A una semana de la Navidad y en uno de los más crudos inviernos, el mayor peligro y temor de las huestes americanas no era el gigantesco, más numeroso y mejor armado ejército británico acantonado en Boston. George Washington estaba preocupado. Semanas antes le habían dicho de un macabro plan de los ingleses y él lo había desestimado, pues no los creyó capaces de semejante bajeza. Sin embargo, cuando en sus filas aparecieron varios infectados de viruela se preocupó más.
Décadas antes ya se sabía que, si se adquiría alguna forma de viruela “débil”, por inoculación, se conseguía inmunidad de por vida para evitar padecer una forma grave o mortal de la enfermedad. Dicen las malas lenguas que durante la rebelión de Pontiac y un largo asedio indígena, un pérfido comerciante británico, azuzado por algún taimado militar, tomó unas mantas del hospital, a la sazón contaminadas de viruela mortal y las distribuyó con sevicia entre los bravos guerreros de Delaware con desastrosos resultados. Fue uno de los primeros ataques biológicos de que se tenga conocimiento en la malévola historia de la humanidad. Por estas calendas, hace exactamente 250 años, algo así hicieron los ingleses para evitar la independencia de Estados Unidos. La infección deliberada, como acto de guerra, era real. Washington sabía que debía proteger a sus fuerzas de la viruela para derrotar a los británicos.

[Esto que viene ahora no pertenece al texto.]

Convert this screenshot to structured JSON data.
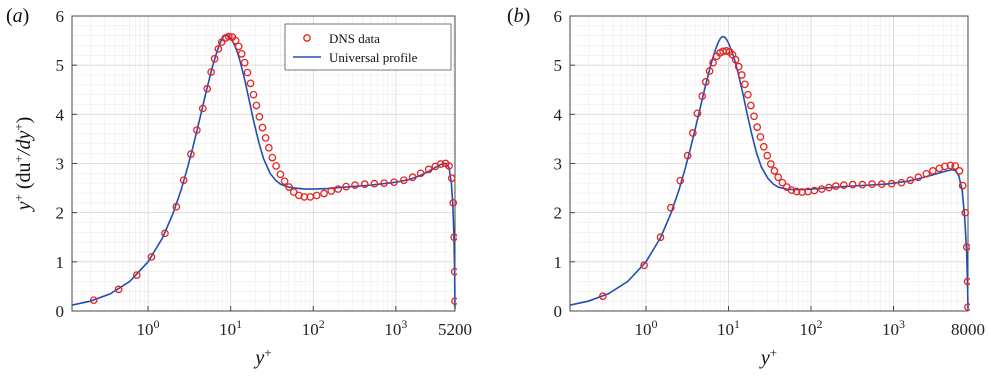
{
  "chart_data": [
    {
      "type": "scatter",
      "panel_label": "(a)",
      "xlabel": "y+",
      "ylabel": "y+ (du+/dy+)",
      "x_scale": "log",
      "xlim": [
        0.12,
        5200
      ],
      "ylim": [
        0,
        6
      ],
      "x_tick_labels": [
        "10^0",
        "10^1",
        "10^2",
        "10^3",
        "5200"
      ],
      "x_tick_values": [
        1,
        10,
        100,
        1000,
        5200
      ],
      "y_ticks": [
        0,
        1,
        2,
        3,
        4,
        5,
        6
      ],
      "grid": true,
      "legend": {
        "position": "top-right",
        "entries": [
          "DNS data",
          "Universal profile"
        ]
      },
      "series": [
        {
          "name": "DNS data",
          "marker": "open-circle",
          "color": "#e8231f",
          "points": [
            [
              0.22,
              0.22
            ],
            [
              0.44,
              0.44
            ],
            [
              0.73,
              0.73
            ],
            [
              1.1,
              1.1
            ],
            [
              1.6,
              1.58
            ],
            [
              2.2,
              2.12
            ],
            [
              2.7,
              2.66
            ],
            [
              3.3,
              3.19
            ],
            [
              3.9,
              3.68
            ],
            [
              4.6,
              4.12
            ],
            [
              5.2,
              4.52
            ],
            [
              5.8,
              4.86
            ],
            [
              6.4,
              5.13
            ],
            [
              7.1,
              5.33
            ],
            [
              7.8,
              5.47
            ],
            [
              8.6,
              5.55
            ],
            [
              9.5,
              5.58
            ],
            [
              10.5,
              5.57
            ],
            [
              11.5,
              5.5
            ],
            [
              12.5,
              5.38
            ],
            [
              13.6,
              5.23
            ],
            [
              14.8,
              5.05
            ],
            [
              16,
              4.85
            ],
            [
              17.4,
              4.63
            ],
            [
              18.9,
              4.4
            ],
            [
              20.5,
              4.18
            ],
            [
              22.3,
              3.95
            ],
            [
              24.3,
              3.73
            ],
            [
              26.5,
              3.52
            ],
            [
              29,
              3.32
            ],
            [
              32,
              3.12
            ],
            [
              35.5,
              2.95
            ],
            [
              40,
              2.78
            ],
            [
              45,
              2.64
            ],
            [
              51,
              2.52
            ],
            [
              58,
              2.42
            ],
            [
              67,
              2.35
            ],
            [
              78,
              2.32
            ],
            [
              92,
              2.32
            ],
            [
              110,
              2.35
            ],
            [
              135,
              2.39
            ],
            [
              165,
              2.44
            ],
            [
              200,
              2.48
            ],
            [
              250,
              2.53
            ],
            [
              320,
              2.56
            ],
            [
              420,
              2.58
            ],
            [
              550,
              2.59
            ],
            [
              720,
              2.6
            ],
            [
              950,
              2.62
            ],
            [
              1250,
              2.66
            ],
            [
              1600,
              2.72
            ],
            [
              2000,
              2.8
            ],
            [
              2500,
              2.88
            ],
            [
              3000,
              2.94
            ],
            [
              3500,
              2.99
            ],
            [
              4000,
              3.0
            ],
            [
              4400,
              2.95
            ],
            [
              4750,
              2.7
            ],
            [
              4950,
              2.2
            ],
            [
              5080,
              1.5
            ],
            [
              5150,
              0.8
            ],
            [
              5190,
              0.2
            ]
          ]
        },
        {
          "name": "Universal profile",
          "marker": "line",
          "color": "#1f4fb4",
          "points": [
            [
              0.12,
              0.12
            ],
            [
              0.2,
              0.2
            ],
            [
              0.35,
              0.35
            ],
            [
              0.6,
              0.6
            ],
            [
              1,
              1.0
            ],
            [
              1.5,
              1.49
            ],
            [
              2,
              1.98
            ],
            [
              2.5,
              2.45
            ],
            [
              3,
              2.91
            ],
            [
              3.5,
              3.34
            ],
            [
              4,
              3.74
            ],
            [
              4.5,
              4.1
            ],
            [
              5,
              4.43
            ],
            [
              5.5,
              4.71
            ],
            [
              6,
              4.96
            ],
            [
              6.5,
              5.16
            ],
            [
              7,
              5.33
            ],
            [
              7.5,
              5.46
            ],
            [
              8,
              5.56
            ],
            [
              8.5,
              5.61
            ],
            [
              9,
              5.62
            ],
            [
              9.5,
              5.6
            ],
            [
              10,
              5.55
            ],
            [
              11,
              5.43
            ],
            [
              12,
              5.27
            ],
            [
              13,
              5.08
            ],
            [
              14,
              4.87
            ],
            [
              15,
              4.66
            ],
            [
              17,
              4.24
            ],
            [
              19,
              3.86
            ],
            [
              22,
              3.42
            ],
            [
              25,
              3.1
            ],
            [
              30,
              2.8
            ],
            [
              35,
              2.66
            ],
            [
              40,
              2.58
            ],
            [
              50,
              2.52
            ],
            [
              60,
              2.5
            ],
            [
              80,
              2.48
            ],
            [
              100,
              2.48
            ],
            [
              150,
              2.49
            ],
            [
              200,
              2.51
            ],
            [
              300,
              2.53
            ],
            [
              500,
              2.56
            ],
            [
              800,
              2.6
            ],
            [
              1000,
              2.62
            ],
            [
              1500,
              2.68
            ],
            [
              2000,
              2.76
            ],
            [
              2500,
              2.84
            ],
            [
              3000,
              2.92
            ],
            [
              3500,
              2.98
            ],
            [
              4000,
              3.0
            ],
            [
              4400,
              2.92
            ],
            [
              4700,
              2.6
            ],
            [
              4900,
              2.15
            ],
            [
              5050,
              1.5
            ],
            [
              5150,
              0.8
            ],
            [
              5200,
              0.05
            ]
          ]
        }
      ]
    },
    {
      "type": "scatter",
      "panel_label": "(b)",
      "xlabel": "y+",
      "ylabel": "",
      "x_scale": "log",
      "xlim": [
        0.12,
        8000
      ],
      "ylim": [
        0,
        6
      ],
      "x_tick_labels": [
        "10^0",
        "10^1",
        "10^2",
        "10^3",
        "8000"
      ],
      "x_tick_values": [
        1,
        10,
        100,
        1000,
        8000
      ],
      "y_ticks": [
        0,
        1,
        2,
        3,
        4,
        5,
        6
      ],
      "grid": true,
      "series": [
        {
          "name": "DNS data",
          "marker": "open-circle",
          "color": "#e8231f",
          "points": [
            [
              0.3,
              0.3
            ],
            [
              0.95,
              0.93
            ],
            [
              1.5,
              1.5
            ],
            [
              2,
              2.1
            ],
            [
              2.6,
              2.65
            ],
            [
              3.2,
              3.16
            ],
            [
              3.7,
              3.62
            ],
            [
              4.2,
              4.02
            ],
            [
              4.8,
              4.37
            ],
            [
              5.3,
              4.66
            ],
            [
              5.9,
              4.88
            ],
            [
              6.5,
              5.05
            ],
            [
              7.2,
              5.18
            ],
            [
              7.9,
              5.25
            ],
            [
              8.6,
              5.28
            ],
            [
              9.4,
              5.29
            ],
            [
              10.3,
              5.27
            ],
            [
              11.2,
              5.21
            ],
            [
              12.2,
              5.11
            ],
            [
              13.3,
              4.97
            ],
            [
              14.5,
              4.8
            ],
            [
              15.8,
              4.61
            ],
            [
              17.2,
              4.4
            ],
            [
              18.7,
              4.18
            ],
            [
              20.4,
              3.96
            ],
            [
              22.3,
              3.74
            ],
            [
              24.4,
              3.54
            ],
            [
              26.8,
              3.34
            ],
            [
              29.5,
              3.16
            ],
            [
              32.6,
              2.99
            ],
            [
              36,
              2.85
            ],
            [
              40,
              2.72
            ],
            [
              45,
              2.61
            ],
            [
              51,
              2.52
            ],
            [
              58,
              2.46
            ],
            [
              67,
              2.43
            ],
            [
              78,
              2.42
            ],
            [
              92,
              2.43
            ],
            [
              110,
              2.45
            ],
            [
              135,
              2.48
            ],
            [
              165,
              2.51
            ],
            [
              200,
              2.54
            ],
            [
              250,
              2.56
            ],
            [
              320,
              2.57
            ],
            [
              420,
              2.57
            ],
            [
              550,
              2.58
            ],
            [
              720,
              2.58
            ],
            [
              950,
              2.59
            ],
            [
              1250,
              2.61
            ],
            [
              1600,
              2.66
            ],
            [
              2000,
              2.72
            ],
            [
              2500,
              2.79
            ],
            [
              3000,
              2.85
            ],
            [
              3600,
              2.9
            ],
            [
              4200,
              2.94
            ],
            [
              4900,
              2.96
            ],
            [
              5600,
              2.95
            ],
            [
              6300,
              2.85
            ],
            [
              6900,
              2.55
            ],
            [
              7400,
              2.0
            ],
            [
              7750,
              1.3
            ],
            [
              7920,
              0.6
            ],
            [
              7990,
              0.08
            ]
          ]
        },
        {
          "name": "Universal profile",
          "marker": "line",
          "color": "#1f4fb4",
          "points": [
            [
              0.12,
              0.12
            ],
            [
              0.2,
              0.2
            ],
            [
              0.35,
              0.35
            ],
            [
              0.6,
              0.6
            ],
            [
              1,
              1.0
            ],
            [
              1.5,
              1.49
            ],
            [
              2,
              1.98
            ],
            [
              2.5,
              2.45
            ],
            [
              3,
              2.91
            ],
            [
              3.5,
              3.34
            ],
            [
              4,
              3.74
            ],
            [
              4.5,
              4.1
            ],
            [
              5,
              4.43
            ],
            [
              5.5,
              4.71
            ],
            [
              6,
              4.96
            ],
            [
              6.5,
              5.16
            ],
            [
              7,
              5.33
            ],
            [
              7.5,
              5.46
            ],
            [
              8,
              5.55
            ],
            [
              8.5,
              5.58
            ],
            [
              9,
              5.57
            ],
            [
              9.5,
              5.52
            ],
            [
              10,
              5.45
            ],
            [
              11,
              5.28
            ],
            [
              12,
              5.08
            ],
            [
              13,
              4.86
            ],
            [
              14,
              4.63
            ],
            [
              15,
              4.41
            ],
            [
              17,
              3.98
            ],
            [
              19,
              3.62
            ],
            [
              22,
              3.2
            ],
            [
              25,
              2.93
            ],
            [
              30,
              2.7
            ],
            [
              35,
              2.58
            ],
            [
              40,
              2.52
            ],
            [
              50,
              2.48
            ],
            [
              60,
              2.47
            ],
            [
              80,
              2.47
            ],
            [
              100,
              2.48
            ],
            [
              150,
              2.5
            ],
            [
              200,
              2.52
            ],
            [
              300,
              2.54
            ],
            [
              500,
              2.56
            ],
            [
              800,
              2.58
            ],
            [
              1000,
              2.6
            ],
            [
              1500,
              2.64
            ],
            [
              2000,
              2.69
            ],
            [
              3000,
              2.77
            ],
            [
              4000,
              2.83
            ],
            [
              5000,
              2.87
            ],
            [
              5600,
              2.86
            ],
            [
              6200,
              2.75
            ],
            [
              6800,
              2.45
            ],
            [
              7300,
              1.9
            ],
            [
              7700,
              1.2
            ],
            [
              7900,
              0.5
            ],
            [
              8000,
              0.05
            ]
          ]
        }
      ]
    }
  ]
}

Esta semana el New England Journal of Medicine registró el papel de la viruela durante la independencia de Estados Unidos. En el mismo número se publicaron dos gigantescos estudios que demuestran los beneficios de la vacuna de dosis alta contra el virus de la influenza en mayores de 65 años. Dado que la prevención de los graves y mortales efectos de la gripe es una prioridad de salud pública, en los países que aún no utilizan la vacuna de dosis altas, la evidencia debería empujar a los responsables políticos a hacerla obligatoria en la población de alto riesgo. En contravía con siglos de evidencia, obtusos ministros, aquí y allá, han renegado de las vacunas, promoviendo con ello brotes mortales de enfermedades que ya deberían haber desaparecido por su fácil prevención.
Por estas calendas se masifican etílicas reuniones sociales, suculentos abrazos y besos, multitudinarios viajes en los cuales se encierran durante horas centenares de personas. Todo ello promueve infecciones virales con lamentables consecuencias. De la pandemia debimos masificar tres lecciones fundamentales, especialmente para poblaciones en riesgo: la mascarilla para reuniones masivas y cerradas, la vacunación oportuna y el lavado de manos. Es cierto: “Una cosa es cometer un error, otra es seguir cometiéndolo”.